Por F.L. Chivite - Miércoles, 21 de Febrero de 2018 - Actualizado a las 06:01h.

Otra vez se habla de censura. Hay un debate latente. Y puede que vaya a más. Este mes se han censurado en Inglaterra y Alemania algunos dibujos de cuerpos desnudos del pintor Egon Schiele. Hace poco, un colectivo de ideología religiosa denunció a un museo de Nueva York porque exponía un cuadro de Balthus en el que se muestra una figura femenina en una postura indecorosa. Junto a esto, un joven se hace una foto disfrazado de Jesucristo con la corona de espinas y le denuncian por lo que se denomina ofensa a los sentimientos religiosos. ¿Qué? Aquí hay desproporción, arbitrariedad. Aquí hay una evidente falta de criterios firmes y claros. Me pregunto, ¿por qué censuran a Shiele y no a Picasso, por ejemplo? Esa es siempre la gran cuestión de la justicia. ¿Por qué a uno sí y a los demás no? ¿Por que no censurar a todos?
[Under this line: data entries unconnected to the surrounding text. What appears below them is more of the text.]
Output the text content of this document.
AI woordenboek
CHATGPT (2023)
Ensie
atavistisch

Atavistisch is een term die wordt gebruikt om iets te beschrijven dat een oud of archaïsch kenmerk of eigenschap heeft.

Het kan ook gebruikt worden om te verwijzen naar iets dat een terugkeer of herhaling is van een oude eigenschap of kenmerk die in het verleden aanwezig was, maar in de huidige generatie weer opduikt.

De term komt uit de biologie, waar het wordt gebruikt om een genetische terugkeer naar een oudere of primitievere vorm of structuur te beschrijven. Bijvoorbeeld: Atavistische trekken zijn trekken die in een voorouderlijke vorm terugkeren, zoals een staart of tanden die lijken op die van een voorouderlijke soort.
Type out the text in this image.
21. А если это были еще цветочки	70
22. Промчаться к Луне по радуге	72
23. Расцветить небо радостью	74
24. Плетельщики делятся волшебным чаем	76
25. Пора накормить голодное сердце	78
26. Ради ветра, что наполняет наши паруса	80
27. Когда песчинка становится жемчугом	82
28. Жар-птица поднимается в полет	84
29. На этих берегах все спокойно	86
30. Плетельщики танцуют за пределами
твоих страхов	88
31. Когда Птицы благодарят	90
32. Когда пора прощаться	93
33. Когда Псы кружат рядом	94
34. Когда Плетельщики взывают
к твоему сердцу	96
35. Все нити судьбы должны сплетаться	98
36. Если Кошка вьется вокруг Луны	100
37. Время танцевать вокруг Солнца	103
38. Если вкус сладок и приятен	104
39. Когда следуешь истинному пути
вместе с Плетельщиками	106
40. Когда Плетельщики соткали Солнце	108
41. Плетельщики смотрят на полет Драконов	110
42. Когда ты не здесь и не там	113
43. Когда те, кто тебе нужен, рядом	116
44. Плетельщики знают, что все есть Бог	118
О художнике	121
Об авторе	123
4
La historia de la humanidad, nuestras bibliotecas, pinacotecas y museos están llenos de cuerpos desnudos representados en todo tipo de soportes, cuadros, mosaicos, libros, esculturas, fotos, películas. De hecho, Internet está lleno, plagado, de imágenes y vídeos no solo de pornografía brutal sino también de violencia extrema a los que puede acceder cualquier persona de cualquier edad con solo saber teclear la palabra adecuada. ¿Y condenan a Schiele y a un joven disfrazado de Ecce homo? Es absurdo. Nadie niega que tenga que haber límites. Legislar es poner límites. Pero tienen que ser racionales y estar un poco claros. Por lo demás, los límites ejercen siempre una innegable atracción. Casi todo lo interesante (culturalmente hablando) ocurre en la proximidad de los límites: el humor, la literatura, el arte y en definitiva todo tipo de creatividad tiende a alejarse de lo convencional: a cuestionar los límites y a intentar traspasarlos. Cada época busca sus transgresiones y es estimulante que sea así. Como dijo Kandinski “La obra de arte es hija de su tiempo y madre de nuestros sentimientos”.